Do you ever find yourself inquiring about which ad format on LinkedIn is the most effective? Well, today, I’m going to break down my experience with one of the more heavily debated ad formats LinkedIn has to offer – the InMail, or should I say the newly rebranded Message Ad. I’ll be referring to these ads as InMails throughout this blog as I’m sure it’s the term you’re all still familiar with. By the time you’re done reading, I hope to provide you with some insight that you can reflect on the next time you create a LinkedIn campaign.
The Pros of LinkedIn Message Ads
I’m someone who likes to hear the good news before I hear the bad news, so in true fashion, we’ll start by looking at “the good news” when it comes to these ads. InMail ads offer some pretty nifty personalization features, such as messaging that can include the receiver’s first and last name, job title, and/or their company name and industry. These fields are dynamically inserted within your message to add a touch of personal flair to your ad. This elevates a typical ad to a personalized invitation.
InMails are perfect for highly specialized, unique offers and often garner around a 50% open rate on average. Let’s take a look at these three LinkedIn campaigns. All of these campaigns used the same audience targeting and the same bidding strategies. The difference? The ad format.
The one underlined in red is the InMail campaign and the two below it are a single image and video ad, respectively.

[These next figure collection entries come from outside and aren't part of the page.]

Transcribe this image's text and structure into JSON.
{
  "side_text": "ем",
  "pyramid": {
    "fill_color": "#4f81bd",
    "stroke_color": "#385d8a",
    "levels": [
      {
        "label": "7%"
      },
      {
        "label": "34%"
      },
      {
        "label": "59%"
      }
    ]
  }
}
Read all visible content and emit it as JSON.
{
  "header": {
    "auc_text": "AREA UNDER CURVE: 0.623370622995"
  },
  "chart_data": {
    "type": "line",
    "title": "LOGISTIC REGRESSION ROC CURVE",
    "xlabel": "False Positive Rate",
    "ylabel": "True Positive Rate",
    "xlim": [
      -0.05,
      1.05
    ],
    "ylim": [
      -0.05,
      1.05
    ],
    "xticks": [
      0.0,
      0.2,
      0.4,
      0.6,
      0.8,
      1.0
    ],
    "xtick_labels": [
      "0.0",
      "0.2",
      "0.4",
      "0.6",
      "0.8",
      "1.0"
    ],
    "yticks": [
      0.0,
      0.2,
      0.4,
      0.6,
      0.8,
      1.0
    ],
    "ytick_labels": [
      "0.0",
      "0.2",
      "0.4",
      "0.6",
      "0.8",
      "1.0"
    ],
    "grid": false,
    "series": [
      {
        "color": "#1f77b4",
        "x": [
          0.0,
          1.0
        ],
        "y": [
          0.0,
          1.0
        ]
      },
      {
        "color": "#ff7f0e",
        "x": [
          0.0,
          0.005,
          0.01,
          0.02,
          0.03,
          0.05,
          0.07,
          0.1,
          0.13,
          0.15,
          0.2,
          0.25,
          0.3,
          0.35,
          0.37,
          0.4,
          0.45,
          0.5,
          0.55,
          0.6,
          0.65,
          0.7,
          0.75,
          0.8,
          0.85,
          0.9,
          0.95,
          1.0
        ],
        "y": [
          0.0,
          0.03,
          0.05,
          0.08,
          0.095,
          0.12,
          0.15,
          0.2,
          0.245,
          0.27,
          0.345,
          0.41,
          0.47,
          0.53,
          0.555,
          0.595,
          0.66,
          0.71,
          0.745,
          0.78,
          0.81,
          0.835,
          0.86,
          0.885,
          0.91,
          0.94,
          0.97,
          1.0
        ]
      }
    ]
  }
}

One thing I’ve found with InMails is that if your message reaches the right audience, they’re highly likely to open it. Since you’re delivering content right to a user’s inbox who’s actually active on the platform, your chance of engagement is much higher compared to other ad types. For example, clicks are ~1.5 to 1.75x higher for the InMail campaign (the Button Clicks in the first screenshot) compared to the single image and video ad clicks in the last two campaigns, which can be seen in the below screenshots
Now we’ll examine the areas where InMails struggle. For our example, let’s use the same campaigns as before. InMail campaigns are known for being expensive, and it’s true. With InMails, you pay whenever a message is sent, rather than when someone clicks on your ad. As you can see, the InMail campaign spent the most yet is the lowest-performing of the three when it comes to conversions. What does this tell us? Just because a user opens your message, there’s no guarantee they’ll take action beyond that.
One thing to keep in mind is the “Average Click-Through-Rate” metric can be a little misleading, as it’s not measuring the actual number of link clicks, but rather the number of times the InMail was opened. If you compare the two images above, you’ll see the open rate of the InMail campaign matches the CTR of the InMail campaign in the second screenshot. That also causes a discrepancy when comparing the average cost-per-click of InMail ads to other ad types because the avg. cost/click of InMail ads is calculated based on the number of opens as well.
Another “con” associated with InMail campaigns is that they have a hard frequency cap. LinkedIn members only receive the same message ad once every 45 days, which could quickly tap out your audience depending on the size. One way to get around the frequency cap would be to create several ads within the same campaign. That way, a user could receive multiple variations of the same message within that 45 days and your audience wouldn’t dry up as quickly. It’s also an excellent way to test subject lines or other elements of your ad against each other.
InMail ads themselves are also a pain to edit once they are active. As you can see, there is no option to edit here. That means if you’ve discovered a typo or your brand wants to send users to a different landing page, there’s no swift way to accomplish this. To resolve the issue, you’ll need to duplicate the ad, make the necessary changes, and remember to pause the old one once you’re finished. The reason I say “pause” and not “delete” is because once again deleting an active ad isn’t an option. This mechanic isn’t so much an exclusive issue for InMail ads, but rather for all of LinkedIn’s ad formats as a whole.
So when is the correct time to use an InMail campaign? My conclusion is that it depends on the product/service being offered and if you have strong messaging to go along with a hyper-targeted audience. I’d almost always use this ad format for a B2B audience, as I think it’s an effective method to drive leads more than anything else.
In my opinion, the mistake I made was trying to use an InMail campaign on a prospecting audience who wasn’t super familiar with the brand or product being offered. I believe this led to a large portion of users opening the ad and not bothering to read the message or take any further action. My next step is going to be utilizing the message ad format on my remarketing audience to see if they’re more receptive to it.